Sunday, April 15

Step It Up - Cutting Carbon Emissions

Yesterday about 25 wonderful folks came down to People's Coop to join the Step It Up bicycle tour. Some people came from as far away as West Linn and Vancouver. The ride was sponsered by Exchange Cycle Tours and showcased examples of how individuals can become more energy efficient and reduce the impact that each of us has on Global Climate change. We started at Peoples where we learned a little about each other and what role bicycle transportation has on ecological respect.
After this Sarah talked to us about People's Coop, what it is, and how the building contributes to the health of the city. We learned about the building's rainwater catchment system, recycled materials, the cob wall, and the passive heating system. Sara shared the advantages of being a part of a community store like Peoples.
We then rode through Ladds Addition which is a neighborhood designed to reduce automobile speeds and foster a bike & pedestrian friendly environment. We continued to Northeast Portland where we met up with Brian Bacon and learned about the green features of his residence. The house has 1200 square feet of windows on the south side which heats up the concrete floor and keeps the house at a warm temperature. He shared the effort he went through to use recycled materials throughout the house. The driveway is used for a garden rather than for an automobile, and the highly insulated walls keep the heat where it's supposed to be. After a brief tour of this wonderful house, we were off again to the west side where we stopped at the EcoTrust Building and met Jen Marlow. Jen had set up a large canvas and some non-toxic paints for us to paint our wheels and create a mural of bike tracks. This was hugely fun and we created a truly wonderful painting. From there it was off to the finale at the Step It Up rally downtown. The irony was palpable that we arrived just as a woman was paying the meter for her car. However we put 20 bikes in the parking space behind her and caught Eric Sten talking about improving Portland's environmental status through energy efficiency and sensible transportation. There were so many incredible people and innovative ideas floating around. I feel that we really made an impact and raised awareness for ways in which people can be the change they want to see.

Thursday, April 5

Sellwood Bridge update

Last night I attended the 4th in a series of meetings on the Sellwood Bridge design. As I covered in a previous post, the Sellwood Bridge project will offer several options for users of the bridge to bring their comments to the county. Unlike other transportation improvements, there is a lot to be thankful for on this project. First of all, since the leading agency is Multnomah County and not ODOT, we can be sure that intelligent transportation modes will be fully accomodated. Mia Birk is on board as an advisor and her comments are well respected by the committee. Secondly there is a very strong interest by residents to ensure that bike/ped transportation as well as transit are comfortable and efficient.
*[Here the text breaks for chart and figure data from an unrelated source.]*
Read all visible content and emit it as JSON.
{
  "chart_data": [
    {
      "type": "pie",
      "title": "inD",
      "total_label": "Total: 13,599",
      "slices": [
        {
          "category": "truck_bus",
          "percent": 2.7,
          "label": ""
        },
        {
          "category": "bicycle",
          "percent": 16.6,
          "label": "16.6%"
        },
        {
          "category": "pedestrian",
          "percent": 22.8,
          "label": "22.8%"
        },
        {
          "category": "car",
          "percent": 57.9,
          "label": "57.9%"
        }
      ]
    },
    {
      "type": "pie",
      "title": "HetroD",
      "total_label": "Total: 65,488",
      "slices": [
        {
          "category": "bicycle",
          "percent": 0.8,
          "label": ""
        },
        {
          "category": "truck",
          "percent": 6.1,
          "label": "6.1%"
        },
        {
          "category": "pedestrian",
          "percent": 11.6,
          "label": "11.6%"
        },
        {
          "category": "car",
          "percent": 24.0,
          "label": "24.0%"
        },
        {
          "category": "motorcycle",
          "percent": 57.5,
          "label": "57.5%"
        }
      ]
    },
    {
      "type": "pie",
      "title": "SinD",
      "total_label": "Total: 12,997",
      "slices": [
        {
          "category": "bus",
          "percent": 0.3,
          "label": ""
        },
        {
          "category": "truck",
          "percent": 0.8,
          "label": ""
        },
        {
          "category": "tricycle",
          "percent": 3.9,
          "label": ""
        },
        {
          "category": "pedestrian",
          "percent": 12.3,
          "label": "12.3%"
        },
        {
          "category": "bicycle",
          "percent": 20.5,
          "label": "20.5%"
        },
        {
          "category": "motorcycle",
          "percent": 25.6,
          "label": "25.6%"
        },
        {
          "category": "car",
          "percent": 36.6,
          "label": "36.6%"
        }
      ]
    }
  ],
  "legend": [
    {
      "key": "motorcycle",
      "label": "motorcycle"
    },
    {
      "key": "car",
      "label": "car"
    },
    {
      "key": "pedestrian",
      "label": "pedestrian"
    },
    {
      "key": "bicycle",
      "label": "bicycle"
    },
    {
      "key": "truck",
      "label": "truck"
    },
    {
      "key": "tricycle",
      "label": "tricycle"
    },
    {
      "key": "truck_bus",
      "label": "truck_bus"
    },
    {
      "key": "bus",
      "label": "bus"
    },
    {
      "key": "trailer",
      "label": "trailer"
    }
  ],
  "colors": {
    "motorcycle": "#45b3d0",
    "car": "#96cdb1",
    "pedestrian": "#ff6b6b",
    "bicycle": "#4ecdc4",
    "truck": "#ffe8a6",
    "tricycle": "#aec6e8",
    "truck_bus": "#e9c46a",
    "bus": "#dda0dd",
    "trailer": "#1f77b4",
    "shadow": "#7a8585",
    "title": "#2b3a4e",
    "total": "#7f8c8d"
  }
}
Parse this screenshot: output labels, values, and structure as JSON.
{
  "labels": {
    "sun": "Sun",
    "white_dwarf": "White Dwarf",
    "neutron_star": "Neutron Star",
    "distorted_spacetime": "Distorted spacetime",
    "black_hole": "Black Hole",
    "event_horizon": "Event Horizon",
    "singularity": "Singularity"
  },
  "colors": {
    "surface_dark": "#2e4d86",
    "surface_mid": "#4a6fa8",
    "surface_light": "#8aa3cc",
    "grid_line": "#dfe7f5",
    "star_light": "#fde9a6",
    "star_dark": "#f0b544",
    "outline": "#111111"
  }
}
The current estimates are that bike traffic across the bridge will be 10 times higher by 2030. This shows a great willingness to respect us as users.
The main focus of the meeting was to hear input regarding the bridge's cross-section, and how the crossing would be routed. Residents had a great many comments and there was some very heated discussion. While Ian was giving his presentation, several outspoken residents started making comments which were requested to be afterwards. Control was almost lost when a number of attendees started shouting out comments and questions. Some of the questions were not even about the bridge itself, but about Tacoma and it's traffic. I was impressed with how well Ian kept his cool and calmly got everyone to follow the public input process.
I feel comfortable with the results that we will be getting from this effort. There are a lot of good people involved, and Multnomah appears to have it's priorities well setup. I only hope that the bridge will be completed before material and construction costs spiral up beyond the range of accessability.
If you haven't filled out the survey, be sure to put your input to the city to support intelligent solutions.